Quand on m’a diagnostiquée, on m’a conseillée de voir un-e psychiatre, ce que j’ai fait quelques mois plus tard. Quand je lui ai parlé de l’endométriose, ses premiers mots ont été : Il va falloir faire des enfants très vite avant que la maladie ne progresse. Je lui réponds que je ne veux pas d’enfants. Elle continue, comme si je n’avais rien dit : vous avez quel âge ? 25 ans. Il faut vraiment se dépêcher. Elle enchaîne : vous êtes en couple depuis longtemps ? Je lui dis que non, que ça fait que quelques mois. Puis je répète : nous ne voulons pas d’enfants ! Ah oui c’est embêtant ça parce que dans votre cas, il faut aller vite !  Je venais parler de douleurs chroniques, de ma vie professionnelle, de couple et je me retrouve face à quelqu’un qui me renvoie tout de suite à ce qu’on attend de moi : être un utérus sur pattes.
Plus récemment je parle de mon endométriose lors d’une prise de sang. Elle aussi évoque tout de suite les enfants. Je lui dis que je n’en veux pas. Elle me questionne sur mon compagnon. Je lui dis qu’il n’en veux pas non plus. Elle s’inquiète de son bien-être, du fait qu’il puisse regretter de faire sa vie avec moi…sans enfant.
Je ne suis donc plus que ça : un utérus défectueux qui rend malheureux son compagnon.
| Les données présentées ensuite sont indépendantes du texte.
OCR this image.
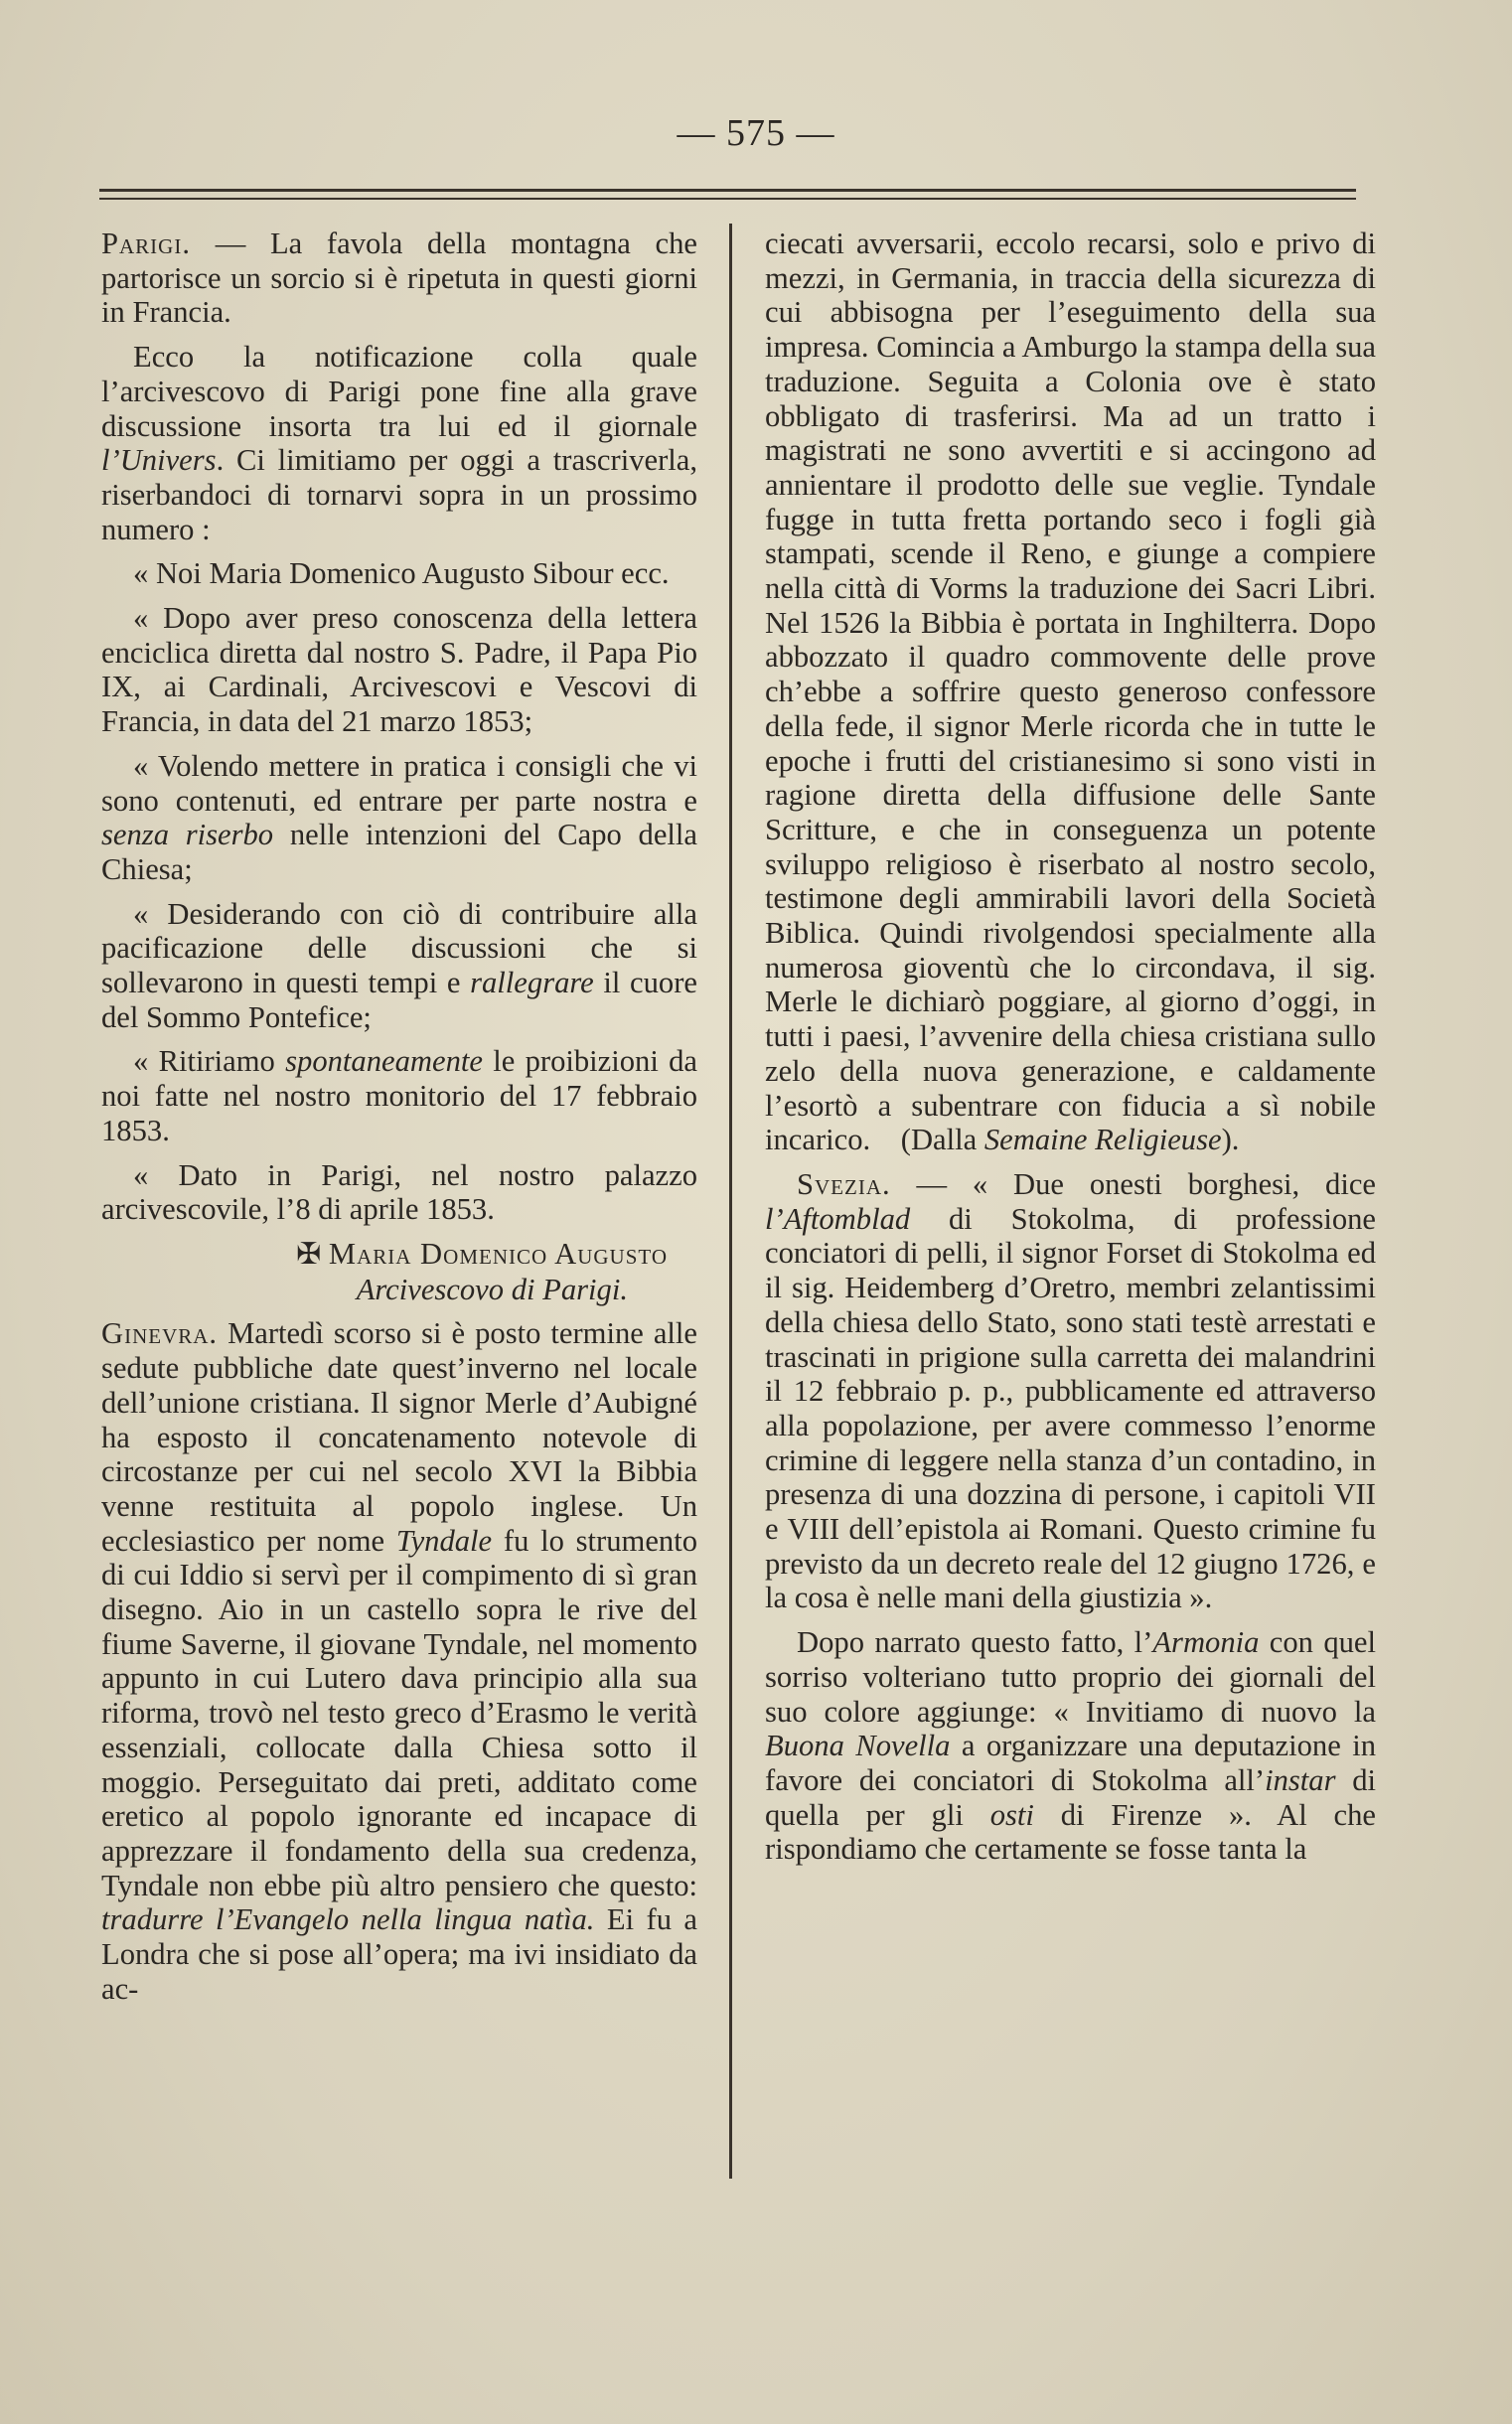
— 575 —

Parigi. — La favola della montagna che partorisce un sorcio si è ripetuta in questi giorni in Francia.

Ecco la notificazione colla quale l’arcivescovo di Parigi pone fine alla grave discussione insorta tra lui ed il giornale l’Univers. Ci limitiamo per oggi a trascriverla, riserbandoci di tornarvi sopra in un prossimo numero :

« Noi Maria Domenico Augusto Sibour ecc.

« Dopo aver preso conoscenza della lettera enciclica diretta dal nostro S. Padre, il Papa Pio IX, ai Cardinali, Arcivescovi e Vescovi di Francia, in data del 21 marzo 1853;

« Volendo mettere in pratica i consigli che vi sono contenuti, ed entrare per parte nostra e senza riserbo nelle intenzioni del Capo della Chiesa;

« Desiderando con ciò di contribuire alla pacificazione delle discussioni che si sollevarono in questi tempi e rallegrare il cuore del Sommo Pontefice;

« Ritiriamo spontaneamente le proibizioni da noi fatte nel nostro monitorio del 17 febbraio 1853.

« Dato in Parigi, nel nostro palazzo arcivescovile, l’8 di aprile 1853.

✠ Maria Domenico Augusto
Arcivescovo di Parigi.

Ginevra. Martedì scorso si è posto termine alle sedute pubbliche date quest’inverno nel locale dell’unione cristiana. Il signor Merle d’Aubigné ha esposto il concatenamento notevole di circostanze per cui nel secolo XVI la Bibbia venne restituita al popolo inglese. Un ecclesiastico per nome Tyndale fu lo strumento di cui Iddio si servì per il compimento di sì gran disegno. Aio in un castello sopra le rive del fiume Saverne, il giovane Tyndale, nel momento appunto in cui Lutero dava principio alla sua riforma, trovò nel testo greco d’Erasmo le verità essenziali, collocate dalla Chiesa sotto il moggio. Perseguitato dai preti, additato come eretico al popolo ignorante ed incapace di apprezzare il fondamento della sua credenza, Tyndale non ebbe più altro pensiero che questo: tradurre l’Evangelo nella lingua natìa. Ei fu a Londra che si pose all’opera; ma ivi insidiato da ac-

ciecati avversarii, eccolo recarsi, solo e privo di mezzi, in Germania, in traccia della sicurezza di cui abbisogna per l’eseguimento della sua impresa. Comincia a Amburgo la stampa della sua traduzione. Seguita a Colonia ove è stato obbligato di trasferirsi. Ma ad un tratto i magistrati ne sono avvertiti e si accingono ad annientare il prodotto delle sue veglie. Tyndale fugge in tutta fretta portando seco i fogli già stampati, scende il Reno, e giunge a compiere nella città di Vorms la traduzione dei Sacri Libri. Nel 1526 la Bibbia è portata in Inghilterra. Dopo abbozzato il quadro commovente delle prove ch’ebbe a soffrire questo generoso confessore della fede, il signor Merle ricorda che in tutte le epoche i frutti del cristianesimo si sono visti in ragione diretta della diffusione delle Sante Scritture, e che in conseguenza un potente sviluppo religioso è riserbato al nostro secolo, testimone degli ammirabili lavori della Società Biblica. Quindi rivolgendosi specialmente alla numerosa gioventù che lo circondava, il sig. Merle le dichiarò poggiare, al giorno d’oggi, in tutti i paesi, l’avvenire della chiesa cristiana sullo zelo della nuova generazione, e caldamente l’esortò a subentrare con fiducia a sì nobile incarico. (Dalla Semaine Religieuse).

Svezia. — « Due onesti borghesi, dice l’Aftomblad di Stokolma, di professione conciatori di pelli, il signor Forset di Stokolma ed il sig. Heidemberg d’Oretro, membri zelantissimi della chiesa dello Stato, sono stati testè arrestati e trascinati in prigione sulla carretta dei malandrini il 12 febbraio p. p., pubblicamente ed attraverso alla popolazione, per avere commesso l’enorme crimine di leggere nella stanza d’un contadino, in presenza di una dozzina di persone, i capitoli VII e VIII dell’epistola ai Romani. Questo crimine fu previsto da un decreto reale del 12 giugno 1726, e la cosa è nelle mani della giustizia ».

Dopo narrato questo fatto, l’Armonia con quel sorriso volteriano tutto proprio dei giornali del suo colore aggiunge: « Invitiamo di nuovo la Buona Novella a organizzare una deputazione in favore dei conciatori di Stokolma all’instar di quella per gli osti di Firenze ». Al che rispondiamo che certamente se fosse tanta la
Une femme qui ne pourra pas faire ce que l’on attend d’elle. Les souffrances au quotidien, mes aspirations personnelles ? Elles n’ont manifestement pas d’importance. Aujourd’hui la société me renvoie sans arrêt à cette place de mère que je n’aurais pas, à cette place de femme imparfaite.
Je pourrais m’en foutre et laisser tout ça de côté mais je suis en colère. En colère parce que tout ce qu’on voit dans ma maladie, c’est ma potentielle infertilité qui vue comme une transgression de genre.


Le parcours du combattant 

Endométriose est une maladie bien ambitieuse. Non, madame ne se contente souvent pas d’un organe. Il lui en faut plusieurs. Bref elle a bien des moyens de nous pourrir la vie. Depuis que je lis comment la maladie peut évoluer, je vois défiler devant mes yeux tout ce que je perds déjà ou risque de perdre à l’avenir. 
Le sport par exemple. Depuis quelques années faire du sport m’a permis de gérer tellement de choses : de me sentir mieux dans ma peau, gérer ma colère, mon stress, mon alimentation, arrêter de me regarder mon corps avec dégoût dans le miroir 17h par jour. Je me contente de 20 petites secondes le matin. Bref j’ai trouvé un truc qui me fait du bien comme d’autres ont trouvé le théâtre ou les origamis. 
Aujourd’hui j’ai peur. J’ai peur car des sports que je pouvais pratiquer il y a moins d’un an, deviennent bien trop douloureux pour moi. J’ai peur parce que plus ça va, plus la fatigue ou des crises d’endo me font zapper des séances.  Et ce n’est pas être pessimiste que de dire que ça risque de ne pas aller en s’arrangeant.
Bref il y en a autant d’activités et de projets mis de côté que d’endogirls : le sexe, avoir une carrière, pratiquer une activité sportive etc.
Quand j’ai compris que j’avais l’endométriose bien avant les médecins mais on y reviendra, j’ai compris que j’allais en chier et que mon bien être passerait après le potentiel futur habitant de mon très cher utérus. Que si le sport, le sexe, le boulot étaient prioritaires pour moi ou pour une autre, il ne le serait pas pour les médecins. Nos douleurs ne sont alors que rarement prises en compte et les grands moyens ne sont souvent déployés qu'au moment où l'on veut tomber enceinte. Je ne juge bien évidemment pas les femmes atteintes qui souhaitent avoir un ou des enfants. Je leur souhaite les meilleurs soins, ça va sans dire. 
Avoir l'endo c'est apprendre à se battre pour avoir un bon traitement, être soignée par des personnes honnêtes qui ne jouent pas les apprentis sorciers, être écoutée par le corps médical...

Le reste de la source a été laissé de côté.